Due to the confidentiality agreement,we cannot make the dataset public available. Instead, we will provide the a few lines of fake data to help you understand the stucture of the dataset (for example, the columns and the corresponding column names).
-
./annotated_dataset.csv
- Fake labeled dataset with same stucture of original dataset. -
./dataset_continual_pretraining.txt
- Fake unlabeled dataset for continual pre-taining (each line is a single code-mixed message). -
./model_file/train_continual_model.py
- Python code to do model continual pretraining with unlabeled dataset -
./model_file/train_model.py
-Python code to do model fine tuning -
./model_file/eval_model.py
- Python code for making prediction on new test set -
./model_file/pred_single.py
- Python code for making prediction on new single messages
- Python: 3.7
- pytorch: 1.8.0 (GPU version)
- transformers: 4.12.5
- numpy: 1.21.2
- pandas: 1.3.4
- scikit-learn: 1.0.1
- sentencepiece: 0.1.99
-
Make sure GPU is available under the environment
-
Do continual pre-training on open-sourced pre-trained language model and "dataset_continual_pretraining.txt" (can skip this step if you don't need continual pre-pertaining)

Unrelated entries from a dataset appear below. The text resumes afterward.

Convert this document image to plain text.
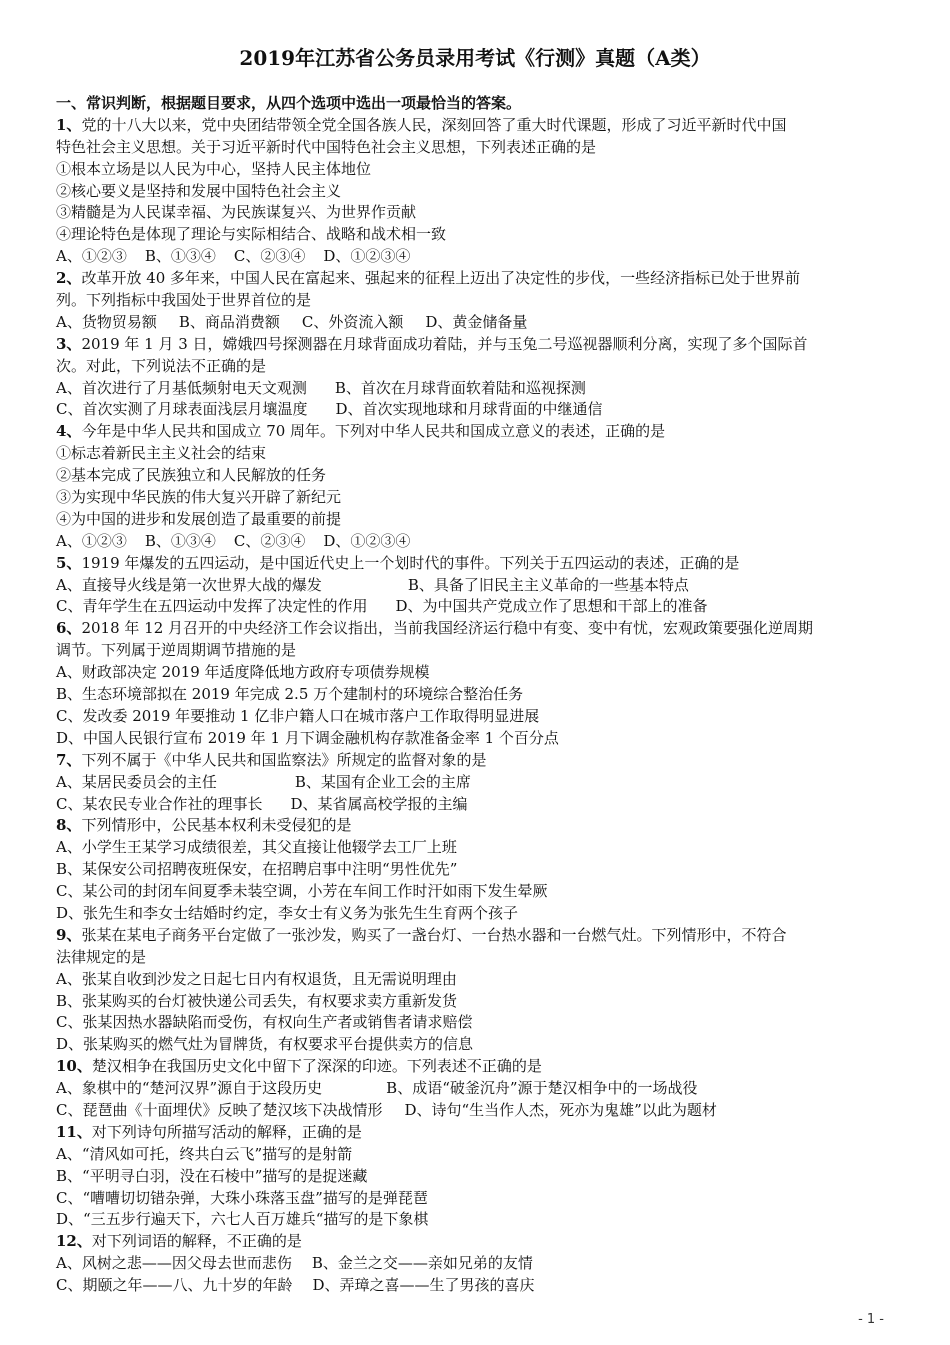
2019年江苏省公务员录用考试《行测》真题（A类）
一、常识判断，根据题目要求，从四个选项中选出一项最恰当的答案。
1、党的十八大以来，党中央团结带领全党全国各族人民，深刻回答了重大时代课题，形成了习近平新时代中国
特色社会主义思想。关于习近平新时代中国特色社会主义思想，下列表述正确的是
①根本立场是以人民为中心，坚持人民主体地位
②核心要义是坚持和发展中国特色社会主义
③精髓是为人民谋幸福、为民族谋复兴、为世界作贡献
④理论特色是体现了理论与实际相结合、战略和战术相一致
A、①②③ B、①③④ C、②③④ D、①②③④
2、改革开放 40 多年来，中国人民在富起来、强起来的征程上迈出了决定性的步伐，一些经济指标已处于世界前
列。下列指标中我国处于世界首位的是
A、货物贸易额 B、商品消费额 C、外资流入额 D、黄金储备量
3、2019 年 1 月 3 日，嫦娥四号探测器在月球背面成功着陆，并与玉兔二号巡视器顺利分离，实现了多个国际首
次。对此，下列说法不正确的是
A、首次进行了月基低频射电天文观测 B、首次在月球背面软着陆和巡视探测
C、首次实测了月球表面浅层月壤温度 D、首次实现地球和月球背面的中继通信
4、今年是中华人民共和国成立 70 周年。下列对中华人民共和国成立意义的表述，正确的是
①标志着新民主主义社会的结束
②基本完成了民族独立和人民解放的任务
③为实现中华民族的伟大复兴开辟了新纪元
④为中国的进步和发展创造了最重要的前提
A、①②③ B、①③④ C、②③④ D、①②③④
5、1919 年爆发的五四运动，是中国近代史上一个划时代的事件。下列关于五四运动的表述，正确的是
A、直接导火线是第一次世界大战的爆发	B、具备了旧民主主义革命的一些基本特点
C、青年学生在五四运动中发挥了决定性的作用 D、为中国共产党成立作了思想和干部上的准备
6、2018 年 12 月召开的中央经济工作会议指出，当前我国经济运行稳中有变、变中有忧，宏观政策要强化逆周期
调节。下列属于逆周期调节措施的是
A、财政部决定 2019 年适度降低地方政府专项债券规模
B、生态环境部拟在 2019 年完成 2.5 万个建制村的环境综合整治任务
C、发改委 2019 年要推动 1 亿非户籍人口在城市落户工作取得明显进展
D、中国人民银行宣布 2019 年 1 月下调金融机构存款准备金率 1 个百分点
7、下列不属于《中华人民共和国监察法》所规定的监督对象的是
A、某居民委员会的主任	B、某国有企业工会的主席
C、某农民专业合作社的理事长 D、某省属高校学报的主编
8、下列情形中，公民基本权利未受侵犯的是
A、小学生王某学习成绩很差，其父直接让他辍学去工厂上班
B、某保安公司招聘夜班保安，在招聘启事中注明“男性优先”
C、某公司的封闭车间夏季未装空调，小芳在车间工作时汗如雨下发生晕厥
D、张先生和李女士结婚时约定，李女士有义务为张先生生育两个孩子
9、张某在某电子商务平台定做了一张沙发，购买了一盏台灯、一台热水器和一台燃气灶。下列情形中，不符合
法律规定的是
A、张某自收到沙发之日起七日内有权退货，且无需说明理由
B、张某购买的台灯被快递公司丢失，有权要求卖方重新发货
C、张某因热水器缺陷而受伤，有权向生产者或销售者请求赔偿
D、张某购买的燃气灶为冒牌货，有权要求平台提供卖方的信息
10、楚汉相争在我国历史文化中留下了深深的印迹。下列表述不正确的是
A、象棋中的“楚河汉界”源自于这段历史	B、成语“破釜沉舟”源于楚汉相争中的一场战役
C、琵琶曲《十面埋伏》反映了楚汉垓下决战情形 D、诗句“生当作人杰，死亦为鬼雄”以此为题材
11、对下列诗句所描写活动的解释，正确的是
A、“清风如可托，终共白云飞”描写的是射箭
B、“平明寻白羽，没在石棱中”描写的是捉迷藏
C、“嘈嘈切切错杂弹，大珠小珠落玉盘”描写的是弹琵琶
D、“三五步行遍天下，六七人百万雄兵“描写的是下象棋
12、对下列词语的解释，不正确的是
A、风树之悲——因父母去世而悲伤 B、金兰之交——亲如兄弟的友情
C、期颐之年——八、九十岁的年龄 D、弄璋之喜——生了男孩的喜庆
- 1 -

python ./model_file/train_continual_model.py --path_project_folder [actual project folder path]
-
Train the new model (with step-2) based on labeled set "annotated_dataset.csv"

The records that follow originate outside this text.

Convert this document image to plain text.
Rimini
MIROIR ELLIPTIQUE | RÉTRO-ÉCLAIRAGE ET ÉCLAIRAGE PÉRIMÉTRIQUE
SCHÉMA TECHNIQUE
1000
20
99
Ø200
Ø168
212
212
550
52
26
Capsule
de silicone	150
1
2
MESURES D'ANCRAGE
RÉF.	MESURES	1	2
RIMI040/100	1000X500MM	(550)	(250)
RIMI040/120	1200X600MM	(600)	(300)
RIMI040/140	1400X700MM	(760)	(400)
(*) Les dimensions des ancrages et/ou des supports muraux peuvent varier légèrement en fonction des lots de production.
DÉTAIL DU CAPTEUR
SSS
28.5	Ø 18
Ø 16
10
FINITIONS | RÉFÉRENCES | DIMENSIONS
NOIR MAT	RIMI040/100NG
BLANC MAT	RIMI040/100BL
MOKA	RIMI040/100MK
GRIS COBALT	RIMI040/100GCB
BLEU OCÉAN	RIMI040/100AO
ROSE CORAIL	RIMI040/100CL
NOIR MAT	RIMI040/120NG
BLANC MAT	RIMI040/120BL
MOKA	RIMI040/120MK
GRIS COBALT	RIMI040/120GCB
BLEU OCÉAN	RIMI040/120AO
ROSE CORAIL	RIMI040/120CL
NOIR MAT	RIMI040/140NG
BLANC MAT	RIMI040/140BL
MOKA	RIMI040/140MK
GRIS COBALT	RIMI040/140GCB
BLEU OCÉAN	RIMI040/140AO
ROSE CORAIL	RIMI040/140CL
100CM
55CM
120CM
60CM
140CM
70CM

python ./model_file/train_model.py --path_project_folder [actual project folder path] --pretrained_model_name [folder path for model files after continual pre-training]
Train the new model (without step-2) based on labeled set "annotated_dataset.csv"
python ./model_file/train_model.py --path_project_folder [actual project folder path]
-
Make sure GPU is available under the environment
-
Predict the new data based on existing test set "split_test_data.csv". This test data will automatically generate from the labeled dataset during the fine tuning step.
Note: if you want to predict label on other new dataset, the new dataset should have the same format as "split_test_data.csv"
# if predict label for existing test set (split_test_data.csv)
python ./model_file/eval_model.py --path_project_folder [actual project folder path]
- Make sure GPU is available under the environment
# if predict label for a new single sentence
python ./model_file/pred_single.py --path_project_folder [actual project folder path] --new_sentence [new sentence]
- A simple example.
The path for project folder is: "/home/TRIM-AI/"
the sentence I want to predict is:"hello, how are you?"
#the command for make prediction based on single sentence is :
python ./model_file/pred_single.py --path_project_folder "/home/TRIM-AI/" --new_sentence "hello, how are you?"